Sommando nella mia memoria queste frasi, mi rendo conto che se sono costretto a puntualizzare ai miei studenti la verità basilare della resurrezione di Gesù un motivo c’è. Allora ho deciso. Quest’anno mi sono permesso di fare un piccolissimo sondaggio all’uscita di due delle messe citate, tra alcuni fedeli, intervistando complessivamente una dozzina di essi.

“Mi scusi, posso farle una domanda strana?”. “Basta che non mi chieda dei soldi”. “No, no, tranquilla. Potrebbe dirmi cos’è la resurrezione di Gesù?”. “Osta, Bella domanda… Significa che il suo messaggio è vero e che il vangelo è credibile”. “Ma lei ritiene – ribatto – che Gesù sia risorto davvero in carne ed ossa?”. “Oddio, in carne ed ossa è un po’ difficile. Credo che si sia reso visibile alle donne e a Pietro, ma spiritualmente”. Un’altra. “E’ quando la sua anima si è reincarnata per la forza dello spirito”. Un’altra ancora: “Diciamo che è risorto per dire che la forza delle sue idee e della sua parola è ancora viva oggi”. E ancora: “Eh, è una domanda difficile, non sono uno studioso di queste cose, ma credo che Gesù sia risorto con la sua forza d’animo e il suo amore”. Non da ultimo poi: “Bèh, per me è un messaggio chiaro: la morte non è la fine di tutto e dopo c’è un’altra vita, che speriamo sia meglio di questa”.

Su una dozzina, solo due persone mi hanno detto chiaramente che Gesù risorge nel suo corpo e che quel corpo, assieme alla sua anima, accede alla stessa vita di Dio. Mi si dirà che le altre risposte non sono sbagliate di per sé. Certo. Ma sono, semmai, conseguenze e significati derivati, della resurrezione, non l’esplicitazione di cosa sia la resurrezione di Cristo. Mi si dirà che tra cristiani questo è davvero scontato e non serve ormai più ripeterlo. Forse. Ma talmente scontato che non appartiene più al patrimonio concettuale di molti fedeli. Mi si dirà che è un concetto molto difficile e che un’omelia non è una lezione di teologia. Verissimo. Ma queste persone non hanno spesso alcune altra occasione in cui sentire qualcuno che possa fare chiarezza su questo concetto.

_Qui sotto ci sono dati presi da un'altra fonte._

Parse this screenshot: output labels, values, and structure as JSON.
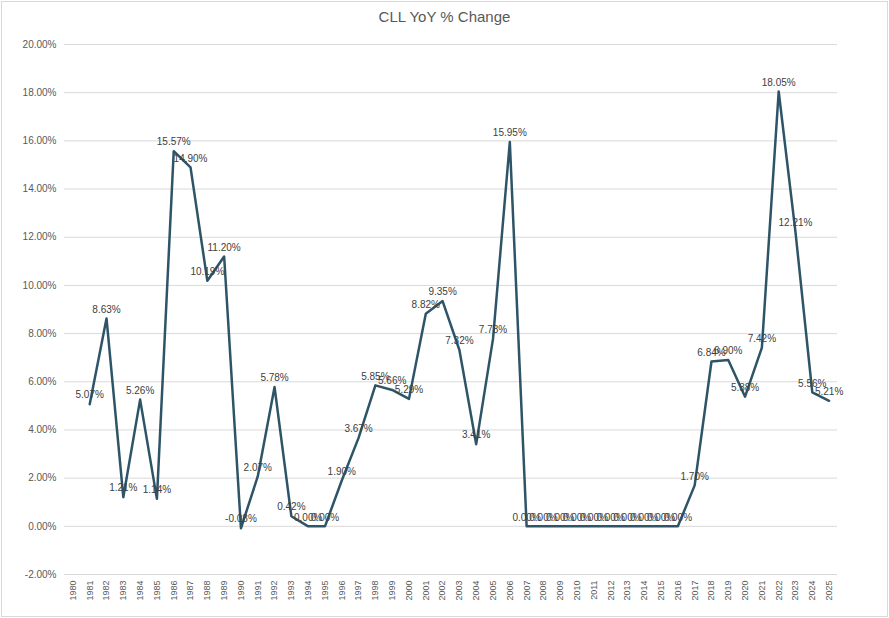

Stiamo parlando del concetto base della nostra fede, ciò da cui tutto parte, da cui tutto il resto deriva: “Se Gesù Cristo non è risorto, vana è la nostra fede”. (1 Cor. 15,14). La predicazione degli apostoli era, nella sua sostanza più essenziale e primordiale, ciò che oggi si chiama Kerigma, solo questa: annunciare che Gesù è davvero risorto. Inutile dire che le frasi delle omelie sentite in questi giorni danno molto per scontato il concetto base della resurrezione. Certo non sono la riproposizione fedele ed integrale delle omelie stesse. Ma, almeno per le messe a cui ho partecipato, posso garantire che nessun celebrante si è fermato a descrivere cosa sia la resurrezione.

E mi chiedo quale ne sia il motivo. Se questo derivi, ad esempio, dalla convinzione che oggi non sia necessario tornare all’annuncio del kerigma; ma le risposte della mia piccolissima indagine sembrano invece dire il contrario. Oppure se si ritenga più importante evidenziare gli effetti spirituali della resurrezione piuttosto che la sua dimensione reale; poi però non ci possiamo lamentare se la fede resta astratta e non incide sulla realtà effettiva. Oppure se, già da tempo, la predicazione abbia perso “i sensi”, perso la dimensione corporea dei dati di fede e non sappia come ritrovarli.